September 27 will be a good day to be able to read English, as US and UK audiences will be able to rush right out and buy JK Rowling’s new book, The Casual Vacancy. Publishers in France and Germany will get advanced copies. Everyone else has to wait. The Blair Partnership, Rowling’s literary agency, is withholding copies from non-English speaking publishers until the day of release to prevent unauthorized copies from finding their way to the public. Foreign publishers are concerned that the late release will cause them to develop poor translations, because of the rush to market. Rowling’s agent says that none of the Harry Potter novels were released worldwide at the same time, so this shouldn’t been that different.

What this means to you: Piracy is still an issue that has to be resolved. In spite of some publishers removing digital rights management (DRM) software from their books, there’s still concern about theft of intellectual property.

HarperCollins Launches New Christian Imprint

Remember a couple weeks ago when this very blog said that when HarperCollins bought Thomas Nelson, they didn’t plan to combine it with Zondervan, which it already owns? Turns out that wasn’t exactly true. The two imprints will move into a single division, led by former Thomas Nelson CEO Mark Schoenwald. Former Zondervan CEO Scott Macdonald will leave his post. In the new organization, the two companies will operate as separate business units. The press release announcing the move says the new imprint will collaborate where appropriate, but otherwise compete with each other.

What this means to you: More consolidation in the Christian market. Maybe I’m wrong, but I can’t see these companies getting into an auction against each other for content.

Legal Costs Slice Simon & Schuster’s Earnings

Simon and Schuster’s sales rose three percent in the second quarter (ending June 30), but the costs associated with lawsuits related to their use of the agency model for e-books have eaten through all that increased revenue and then some. Lawsuit-related costs led to a $10 million drop in revenue for the quarter. Digital sales were strong, increasing 44% over last year’s second quarter, with total sales of $40 million. Sales were strong in all divisions with some softness in Europe. S&S was the third of five companies to settle with state attorneys general over the Apple collusion lawsuit.

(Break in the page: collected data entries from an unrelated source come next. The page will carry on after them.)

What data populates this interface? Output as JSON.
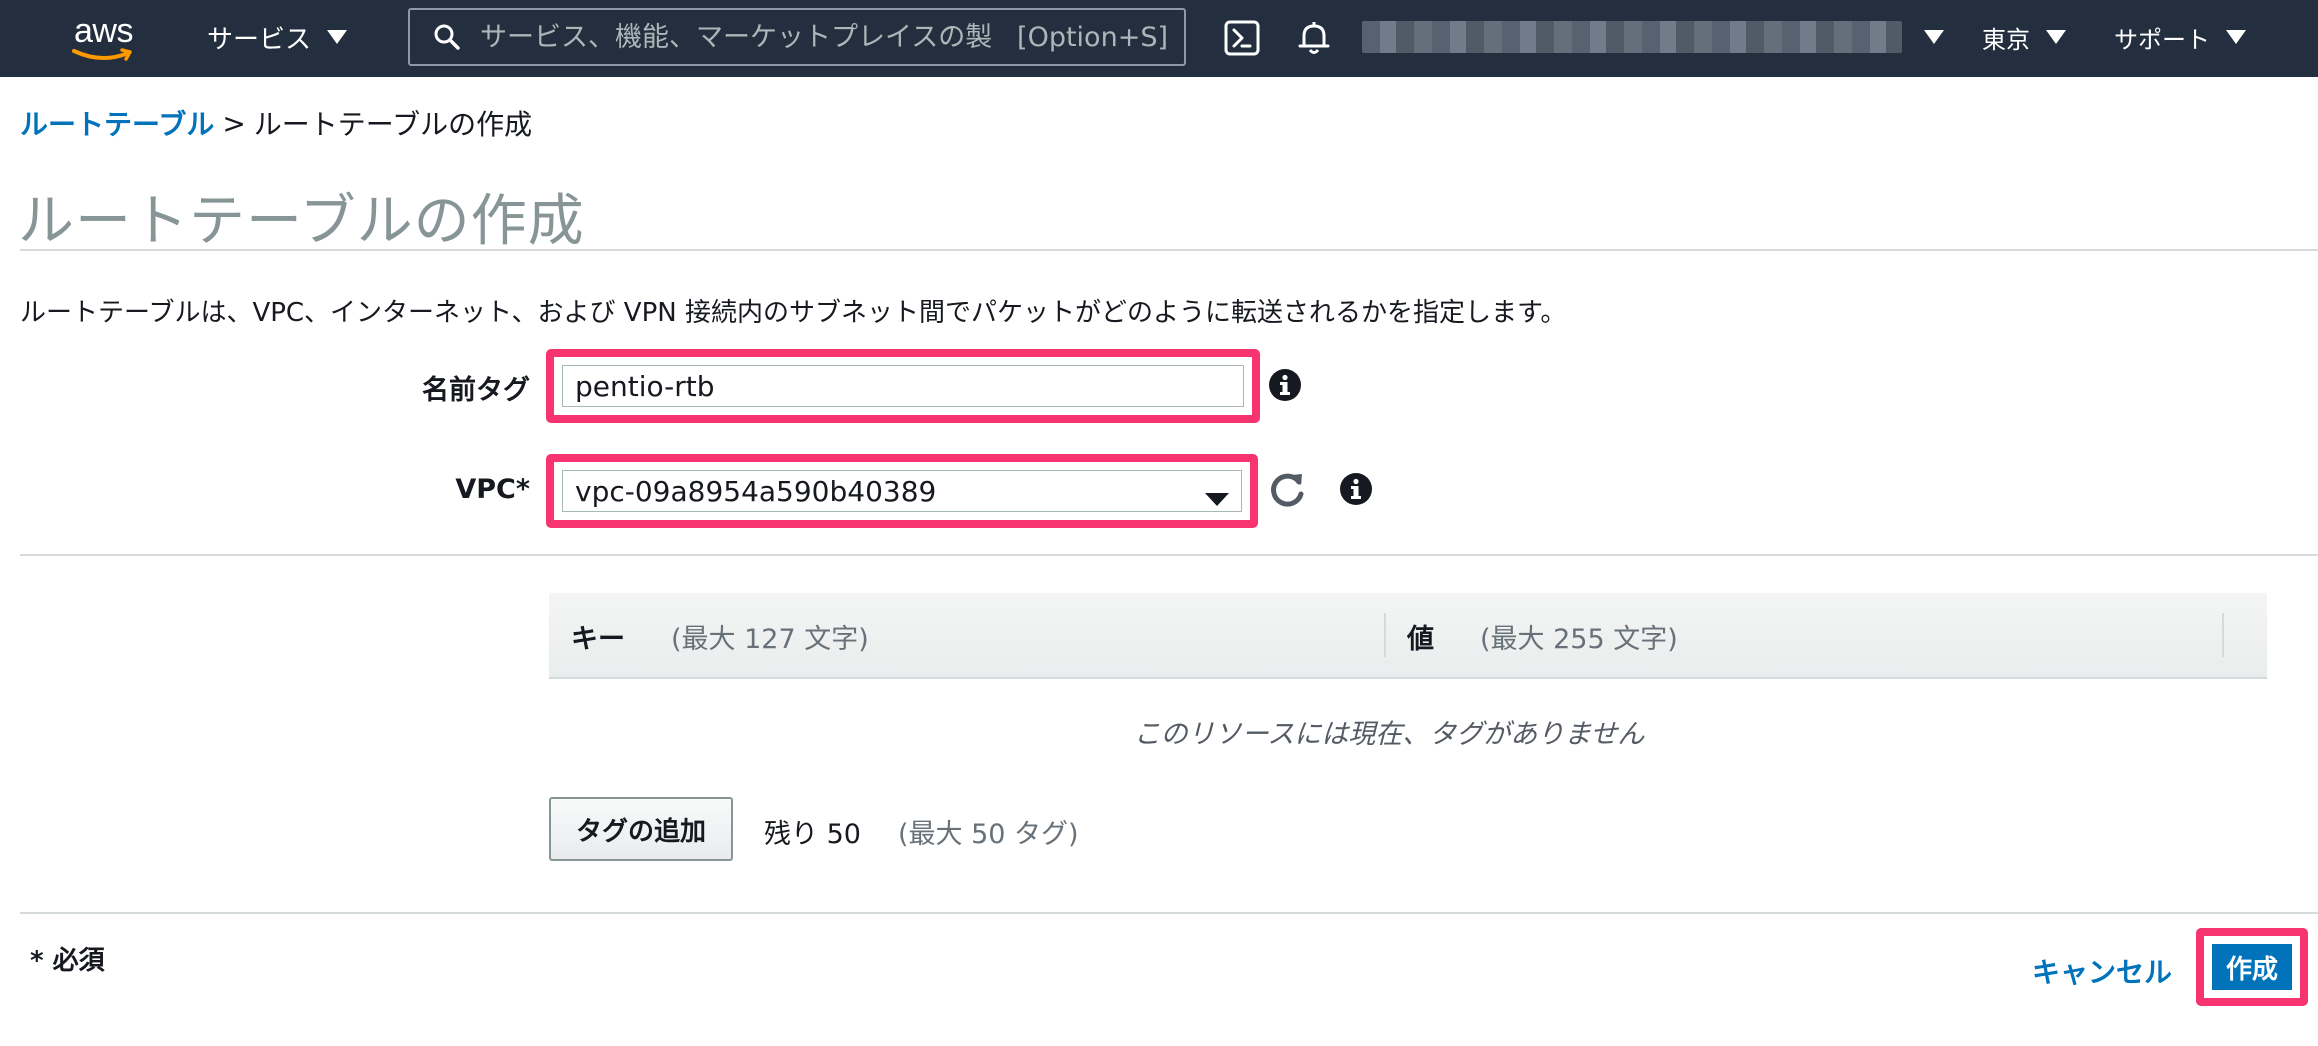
{
  "nav": {
    "services_label": "サービス",
    "search_placeholder": "サービス、機能、マーケットプレイスの製",
    "search_shortcut": "[Option+S]",
    "region_label": "東京",
    "support_label": "サポート",
    "icons": [
      "aws-logo",
      "search-icon",
      "cloudshell-icon",
      "bell-icon",
      "caret-down-icon"
    ],
    "colors": {
      "nav_bg": "#232f3e",
      "accent_orange": "#ff9900"
    }
  },
  "breadcrumb": {
    "parent": "ルートテーブル",
    "separator": ">",
    "current": "ルートテーブルの作成"
  },
  "page": {
    "title": "ルートテーブルの作成",
    "description": "ルートテーブルは、VPC、インターネット、および VPN 接続内のサブネット間でパケットがどのように転送されるかを指定します。"
  },
  "form": {
    "name_tag": {
      "label": "名前タグ",
      "value": "pentio-rtb"
    },
    "vpc": {
      "label": "VPC*",
      "value": "vpc-09a8954a590b40389"
    },
    "highlight_color": "#f7346f"
  },
  "tags": {
    "key_header": "キー",
    "key_hint": "(最大 127 文字)",
    "value_header": "値",
    "value_hint": "(最大 255 文字)",
    "empty_message": "このリソースには現在、タグがありません",
    "add_button": "タグの追加",
    "remaining": "残り 50",
    "max": "(最大 50 タグ)"
  },
  "footer": {
    "required_note": "* 必須",
    "cancel_label": "キャンセル",
    "create_label": "作成",
    "primary_color": "#0073bb"
  }
}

What this means to you: Although S&S CEO Carolyn Reidy said the company had accounted for the legal costs, the settlement took a substantial piece of operating revenue. The cost associated with settlement could mean any or all of the following things: S&S figured the costs associated with going through with the suit would have been prohibitive, the odds of not losing the suit were small, the damages for the suit would have been substantial.